The output with -fsplit-wide-types is 62 bytes

udivr32_7:
	push r12	 ;  61	pushqi1/1	[length = 1]
	push r13	 ;  62	pushqi1/1	[length = 1]
	push r14	 ;  63	pushqi1/1	[length = 1]
	push r15	 ;  64	pushqi1/1	[length = 1]
/* stack size = 4 */
	movw r12,r22	 ;  6	*movsi/1	[length = 2]
	movw r14,r24
	ldi r25,lo8(32)	 ;  10	*movqi/2	[length = 1]
	ldi r24,lo8(0)	 ;  11	*movqi/1	[length = 1]
.L4:
	lsl r24	 ;  15	*ashlqi3/3	[length = 1]
	sbrc r15,7	 ;  76	*sbrx_and_branchsi	[length = 2]
	subi r24,lo8(-(1))	 ;  19	addqi3/2	[length = 1]
.L2:
	lsl r12	 ;  75	*ashlsi3_const/2	[length = 4]
	rol r13
	rol r14
	rol r15
	cp r24,r20	 ;  23	*cmpqi/2	[length = 1]
	brlo .L3	 ;  24	branch	[length = 1]
	sub r24,r20	 ;  26	subqi3/1	[length = 1]
	set	 ;  27	iorsi3/3	[length = 2]
	bld r12,0
.L3:
	subi r25,lo8(-(-1))	 ;  30	addqi3/2	[length = 1]
	brne .L4	 ;  33	branch	[length = 1]
	movw r30,r18	 ;  60	*movhi/1	[length = 1]
	st Z,r24	 ;  35	*movqi/3	[length = 1]
	movw r22,r12	 ;  73	*movhi/1	[length = 1]
	movw r24,r14	 ;  74	*movhi/1	[length = 1]
/* epilogue start */
	pop r15	 ;  67	popqi	[length = 1]
	pop r14	 ;  68	popqi	[length = 1]
	pop r13	 ;  69	popqi	[length = 1]
	pop r12	 ;  70	popqi	[length = 1]
	ret	 ;  71	return_from_epilogue	[length = 1]

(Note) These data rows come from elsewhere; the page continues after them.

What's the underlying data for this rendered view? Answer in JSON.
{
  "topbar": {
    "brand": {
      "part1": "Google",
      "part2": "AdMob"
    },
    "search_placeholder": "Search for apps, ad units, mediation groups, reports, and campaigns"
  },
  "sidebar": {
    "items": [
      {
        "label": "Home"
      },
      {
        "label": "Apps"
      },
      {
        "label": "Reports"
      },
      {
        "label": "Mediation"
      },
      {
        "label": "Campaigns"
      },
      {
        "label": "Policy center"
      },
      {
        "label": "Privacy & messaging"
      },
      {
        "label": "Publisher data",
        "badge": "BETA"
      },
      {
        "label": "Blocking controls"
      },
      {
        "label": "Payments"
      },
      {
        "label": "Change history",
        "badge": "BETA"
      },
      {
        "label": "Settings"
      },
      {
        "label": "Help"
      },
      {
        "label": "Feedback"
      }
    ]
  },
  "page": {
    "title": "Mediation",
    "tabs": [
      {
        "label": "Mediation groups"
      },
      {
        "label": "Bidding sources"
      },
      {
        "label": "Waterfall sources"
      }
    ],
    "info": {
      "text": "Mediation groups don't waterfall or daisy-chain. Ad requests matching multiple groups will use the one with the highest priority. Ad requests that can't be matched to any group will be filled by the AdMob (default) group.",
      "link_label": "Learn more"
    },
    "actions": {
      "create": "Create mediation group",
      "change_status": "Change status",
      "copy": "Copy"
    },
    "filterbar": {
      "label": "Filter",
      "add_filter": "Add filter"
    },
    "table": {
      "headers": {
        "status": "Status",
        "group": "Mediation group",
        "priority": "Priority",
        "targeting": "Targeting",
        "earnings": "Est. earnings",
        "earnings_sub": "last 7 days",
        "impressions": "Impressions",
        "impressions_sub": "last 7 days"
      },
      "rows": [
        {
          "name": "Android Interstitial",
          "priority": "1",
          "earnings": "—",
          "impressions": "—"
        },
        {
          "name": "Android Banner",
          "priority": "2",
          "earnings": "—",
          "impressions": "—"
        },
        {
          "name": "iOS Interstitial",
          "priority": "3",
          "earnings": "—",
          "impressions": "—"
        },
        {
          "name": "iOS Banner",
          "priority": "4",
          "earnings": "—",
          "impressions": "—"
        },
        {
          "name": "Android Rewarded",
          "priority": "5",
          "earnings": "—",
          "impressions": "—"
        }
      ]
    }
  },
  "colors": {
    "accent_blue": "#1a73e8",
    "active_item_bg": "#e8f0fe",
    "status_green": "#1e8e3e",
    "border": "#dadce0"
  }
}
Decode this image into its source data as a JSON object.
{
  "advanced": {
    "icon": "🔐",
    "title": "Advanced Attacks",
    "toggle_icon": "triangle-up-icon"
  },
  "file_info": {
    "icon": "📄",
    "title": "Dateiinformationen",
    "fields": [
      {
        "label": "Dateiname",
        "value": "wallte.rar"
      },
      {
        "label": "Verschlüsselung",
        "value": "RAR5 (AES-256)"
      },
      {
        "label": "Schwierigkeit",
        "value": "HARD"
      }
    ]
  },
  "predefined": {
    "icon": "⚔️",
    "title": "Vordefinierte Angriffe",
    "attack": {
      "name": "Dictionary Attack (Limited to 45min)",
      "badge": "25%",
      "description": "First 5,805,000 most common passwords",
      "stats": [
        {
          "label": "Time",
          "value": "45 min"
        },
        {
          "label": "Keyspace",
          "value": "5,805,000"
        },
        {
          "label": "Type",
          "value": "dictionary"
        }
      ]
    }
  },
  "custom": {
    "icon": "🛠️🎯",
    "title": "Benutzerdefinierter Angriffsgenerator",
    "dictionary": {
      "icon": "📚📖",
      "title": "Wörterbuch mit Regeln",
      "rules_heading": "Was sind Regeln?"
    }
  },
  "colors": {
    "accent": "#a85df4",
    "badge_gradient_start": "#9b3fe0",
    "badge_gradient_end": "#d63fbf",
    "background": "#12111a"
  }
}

So there is still code bloat with -fsplit-wide-types.

I don't see how the back-end can improve thas situation and IMO the bloat is caused by the register allocation which leads to the 13 additional instructions: all push/pop and moving registers back and forth (and one for a|=1 in a register that cannot operate with constants in insn 27).

Therefore, I added RA to the keywords, set component to "middle-end" and changed the status to "waiting" so that someone familiar with the register allocator can tell if it's a RA flaw or not or give better component/keyword.
Comment 16 Georg-Johann Lay 2011-10-07 15:50:10 UTC
Closed this PR. If you are still uncomfortable with the code avr-gcc generates together with -fsplit-wide-types, please file a new bug report for the register allocator.